Of course, the pregnant wives and breastfeeding wives aren’t Bush’s only concern. She writes of “Wives who have already had Covid (so it’s dangerous to get vaccinated now) etc etc. NONE of us are comfortable with getting the vaccine. NONE of us should be forced to do so in order to watch our own husbands play live.”
That is where she’s the most wrong. The Mayo Clinic specifically addresses those who have already had COVID, saying, “If you’ve had COVID-19, you might delay vaccination until 90 days after your diagnosis.” So there’s plenty of time between Bush getting the coronavirus a few weeks ago and football season for her to come around, learn the facts, and get her shot. Because while it might be uncomfortable to get the vaccine, that’s going to be the rule, the same way that you’re “forced” to not bring a gun into a football stadium and “forced” to show ID to buy beer there — an argument that Bush was perfectly fine re-tweeting in service of arguing for voter ID laws, failing to recognize the difference between the constitutionally guaranteed right to vote and the choice and privilege of attending sporting events, which often includes additional rules.
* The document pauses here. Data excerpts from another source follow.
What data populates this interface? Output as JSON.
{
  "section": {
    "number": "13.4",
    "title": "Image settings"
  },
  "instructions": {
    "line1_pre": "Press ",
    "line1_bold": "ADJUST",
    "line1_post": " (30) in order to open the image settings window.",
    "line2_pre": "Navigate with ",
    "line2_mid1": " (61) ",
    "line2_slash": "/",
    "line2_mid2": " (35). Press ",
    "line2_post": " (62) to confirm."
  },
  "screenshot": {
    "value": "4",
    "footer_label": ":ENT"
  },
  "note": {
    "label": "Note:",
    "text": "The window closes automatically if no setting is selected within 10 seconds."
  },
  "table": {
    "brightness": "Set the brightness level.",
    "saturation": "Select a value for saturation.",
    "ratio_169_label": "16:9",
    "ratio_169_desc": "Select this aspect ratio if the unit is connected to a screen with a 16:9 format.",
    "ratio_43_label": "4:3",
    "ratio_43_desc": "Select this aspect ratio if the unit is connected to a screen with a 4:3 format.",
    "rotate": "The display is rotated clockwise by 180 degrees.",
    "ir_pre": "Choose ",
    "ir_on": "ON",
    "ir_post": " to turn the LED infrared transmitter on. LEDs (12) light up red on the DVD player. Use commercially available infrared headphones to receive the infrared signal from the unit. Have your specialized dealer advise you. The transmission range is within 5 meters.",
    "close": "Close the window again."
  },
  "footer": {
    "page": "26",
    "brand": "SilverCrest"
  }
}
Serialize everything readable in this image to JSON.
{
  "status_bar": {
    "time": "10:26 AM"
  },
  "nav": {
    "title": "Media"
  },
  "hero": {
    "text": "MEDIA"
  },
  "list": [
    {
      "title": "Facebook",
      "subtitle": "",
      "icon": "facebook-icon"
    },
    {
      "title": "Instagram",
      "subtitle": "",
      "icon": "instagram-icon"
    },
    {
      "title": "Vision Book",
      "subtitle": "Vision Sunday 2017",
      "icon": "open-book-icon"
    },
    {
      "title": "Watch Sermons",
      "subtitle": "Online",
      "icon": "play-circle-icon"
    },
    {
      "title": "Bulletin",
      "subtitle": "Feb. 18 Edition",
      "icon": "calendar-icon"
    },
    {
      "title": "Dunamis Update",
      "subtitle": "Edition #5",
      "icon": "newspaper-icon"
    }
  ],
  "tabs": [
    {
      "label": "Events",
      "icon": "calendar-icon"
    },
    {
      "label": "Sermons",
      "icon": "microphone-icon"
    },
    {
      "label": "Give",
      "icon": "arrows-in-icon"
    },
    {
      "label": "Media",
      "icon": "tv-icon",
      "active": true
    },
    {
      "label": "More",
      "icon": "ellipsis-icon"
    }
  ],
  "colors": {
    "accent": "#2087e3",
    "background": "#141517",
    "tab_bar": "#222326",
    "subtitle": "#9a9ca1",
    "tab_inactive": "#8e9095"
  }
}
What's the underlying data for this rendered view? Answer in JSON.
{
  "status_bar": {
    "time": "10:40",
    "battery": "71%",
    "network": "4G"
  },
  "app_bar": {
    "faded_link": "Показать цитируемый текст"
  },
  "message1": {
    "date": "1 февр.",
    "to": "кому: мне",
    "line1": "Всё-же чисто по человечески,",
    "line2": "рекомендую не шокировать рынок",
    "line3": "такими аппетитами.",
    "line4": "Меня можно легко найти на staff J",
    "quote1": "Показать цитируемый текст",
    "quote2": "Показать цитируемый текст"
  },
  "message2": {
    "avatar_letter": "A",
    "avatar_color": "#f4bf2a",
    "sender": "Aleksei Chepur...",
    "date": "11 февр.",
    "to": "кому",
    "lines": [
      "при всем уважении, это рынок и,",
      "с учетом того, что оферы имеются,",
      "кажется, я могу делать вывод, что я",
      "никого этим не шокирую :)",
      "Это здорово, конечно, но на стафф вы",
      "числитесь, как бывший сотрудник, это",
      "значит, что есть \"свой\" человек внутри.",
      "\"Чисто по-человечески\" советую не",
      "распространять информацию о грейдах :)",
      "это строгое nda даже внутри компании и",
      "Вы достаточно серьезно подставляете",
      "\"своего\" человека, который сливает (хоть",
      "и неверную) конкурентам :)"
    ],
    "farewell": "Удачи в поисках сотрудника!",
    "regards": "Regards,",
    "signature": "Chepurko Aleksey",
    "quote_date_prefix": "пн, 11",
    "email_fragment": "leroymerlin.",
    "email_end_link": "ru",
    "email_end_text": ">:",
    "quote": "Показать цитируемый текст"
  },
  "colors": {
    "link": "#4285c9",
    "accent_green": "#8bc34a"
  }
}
Bush says she is “alarmed by the amount of Americans that think it’s perfectly okay for the government to force an experimental vaccine on citizens.” Nobody’s forcing it on her. It’s her choice whether to get the vaccine and attend football games, or not get the vaccine and stay home and watch them on TV, every bit the same way parents have the choice not to vaccinate their kids against measles, but then can’t send their kids to a public school.
Nobody is being forced to be vaccinated, including Bush. She just doesn’t like that choices have consequences, like her choice to tweet, which exposed her as a selfish person who doesn’t have her facts straight.